Juggling a full-time teaching schedule and an election campaign can be tricky.
Vix Lowthion, the Green Party’s candidate for the Isle of Wight, has a year 13 parents’ evening at The Island VI Form before she dashes off to Thursday’s count.
Schools are under so much pressure and just cracking
Meanwhile the Liberal Democrat candidate for Torbay, Lee Howgate, an assistant headteacher at Saltash Community School, is taking unpaid leave to allow him time to canvass.
Both say funding cuts are a big issue on the doorstep.
Lowthion – a teacher of more than 20 years and her party’s education spokesperson – claimed severe cuts had resulted in some Isle of Wight SEND pupils being sent to the mainland.
The island is a target seat for the Greens, but they are currently polling third with YouGov labelling it a “safe Conservative” seat.
Torbay is also predicted to remain Conservative. Howgate, a former diplomat, said: “It’s very obvious the number of children with more severe and complex needs is rising at the same time the budget is falling.”
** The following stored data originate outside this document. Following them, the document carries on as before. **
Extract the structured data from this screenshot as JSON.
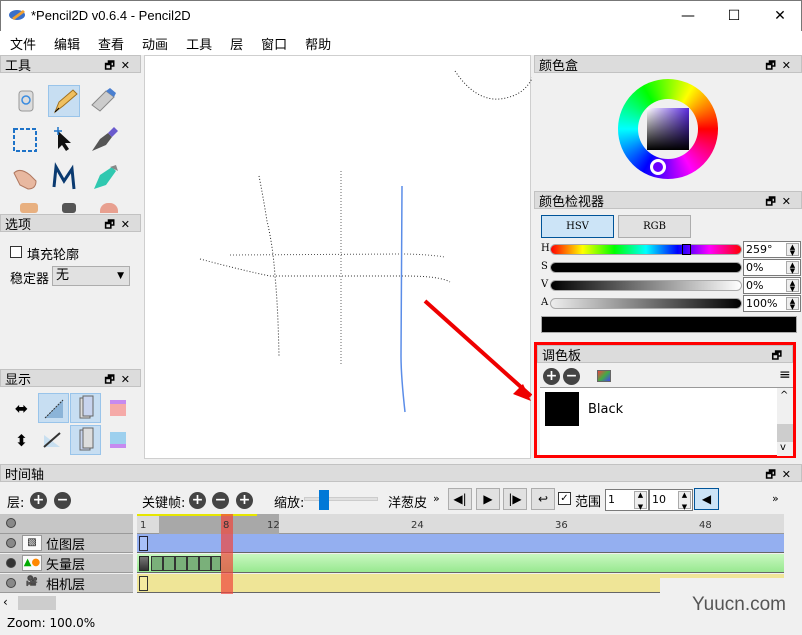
{
  "window": {
    "title": "*Pencil2D v0.6.4 - Pencil2D",
    "minimize_icon": "—",
    "maximize_icon": "☐",
    "close_icon": "✕"
  },
  "menu": [
    "文件",
    "编辑",
    "查看",
    "动画",
    "工具",
    "层",
    "窗口",
    "帮助"
  ],
  "panels": {
    "tools": {
      "title": "工具",
      "float_icon": "🗗",
      "close_icon": "✕",
      "items": [
        "clear",
        "pencil",
        "eraser",
        "select",
        "move",
        "pen",
        "hand",
        "polyline",
        "bucket"
      ]
    },
    "options": {
      "title": "选项",
      "fill_contour_label": "填充轮廓",
      "fill_contour_checked": false,
      "stabilizer_label": "稳定器",
      "stabilizer_value": "无"
    },
    "display": {
      "title": "显示"
    },
    "color_box": {
      "title": "颜色盒"
    },
    "color_inspector": {
      "title": "颜色检视器",
      "tab_hsv": "HSV",
      "tab_rgb": "RGB",
      "active_tab": "HSV",
      "h_label": "H",
      "s_label": "S",
      "v_label": "V",
      "a_label": "A",
      "h_value": "259°",
      "s_value": "0%",
      "v_value": "0%",
      "a_value": "100%",
      "hue_fraction": 0.72,
      "current_color": "#000000"
    },
    "palette": {
      "title": "调色板",
      "colors": [
        {
          "name": "Black",
          "hex": "#000000"
        }
      ],
      "highlight_color": "#ff0000"
    }
  },
  "timeline": {
    "title": "时间轴",
    "layer_label": "层:",
    "keyframe_label": "关键帧:",
    "zoom_label": "缩放:",
    "onion_label": "洋葱皮",
    "more": "»",
    "range_label": "范围",
    "range_checked": true,
    "range_start": "1",
    "range_end": "10",
    "current_frame": "8",
    "ruler_labels": [
      "1",
      "8",
      "12",
      "24",
      "36",
      "48"
    ],
    "layers": [
      {
        "name": "位图层",
        "type": "bitmap",
        "color": "#94aff0"
      },
      {
        "name": "矢量层",
        "type": "vector",
        "color": "#a8f0a0"
      },
      {
        "name": "相机层",
        "type": "camera",
        "color": "#efe597"
      }
    ]
  },
  "status": {
    "zoom": "Zoom: 100.0%"
  },
  "watermark": "Yuucn.com"
}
Florence MacDonald, a fellow Lib Dem candidate, is campaigning in Camborne and Redruth. Her party won 6 per cent of the vote in 2017.
The primary school music teacher wants to end the increasingly “data-led” testing culture, adding “there have been lots of times when I wanted to quit or find ways out”.
One teacher who is forecast to win is Jonathan Gullis, the Conservative candidate for the hotly contested Stoke-on-Trent North.
YouGov has predicted the Conservatives have a slight lead in the Labour-held seat.
Gullis, head of year 9 at Fairfax Academy in Birmingham, said his party’s pledge to put £780 million into special needs funding was key.
“If we get education right we can bring about more social mobility across the country and level up the skills in the Midlands and the north.”
Mark Lehain, who founded Bedford Free School before going on to lead the New Schools Network and more recently the Parents and Teachers for Excellence campaign group, is standing for the Conservatives in Newcastle upon Tyne North.
He claimed voters in the area were “more nuanced in their take on schools than campaign slogans might suggest . . . Generally, people have positive views on recent times and are pleased that more money is going into schools, whichever party forms the next government.”
In South Cambridgeshire, Labour candidate Dan Greef is hoping to upset the bookies who are predicting a narrow Conservative victory ahead of the Lib Dems.
Having worked in primary, secondary and SEND schools since qualifying in 2011, Greef said he had watched the devastating impact of cuts and Ofsted.
“Schools are under so much pressure and just cracking.”
Jackie Schneider has been a music teacher for 29 years in the south London borough of Merton, where she is running as Labour’s candidate for Wimbledon.
Schneider, who has campaigned for better school meals and playing fields, and for more help for refugees, wants to see schools used more by their communities and believes lifelong learning is “vital”.
She said Ofsted “gets in the way of education and does nothing to help a school improve”, and should be replaced with a “robust inspection system” that focused on how to ensure every school became “brilliant”.
Meanwhile fellow Labour candidate Jill Borcherds is standing in Stevenage. While the polls predict a Conservative majority, Labour was only seven percentage points behind in 2017.
The former principal and maths examiner said teaching had become “distorted by targets” and without more funding would see the “reality of child poverty”.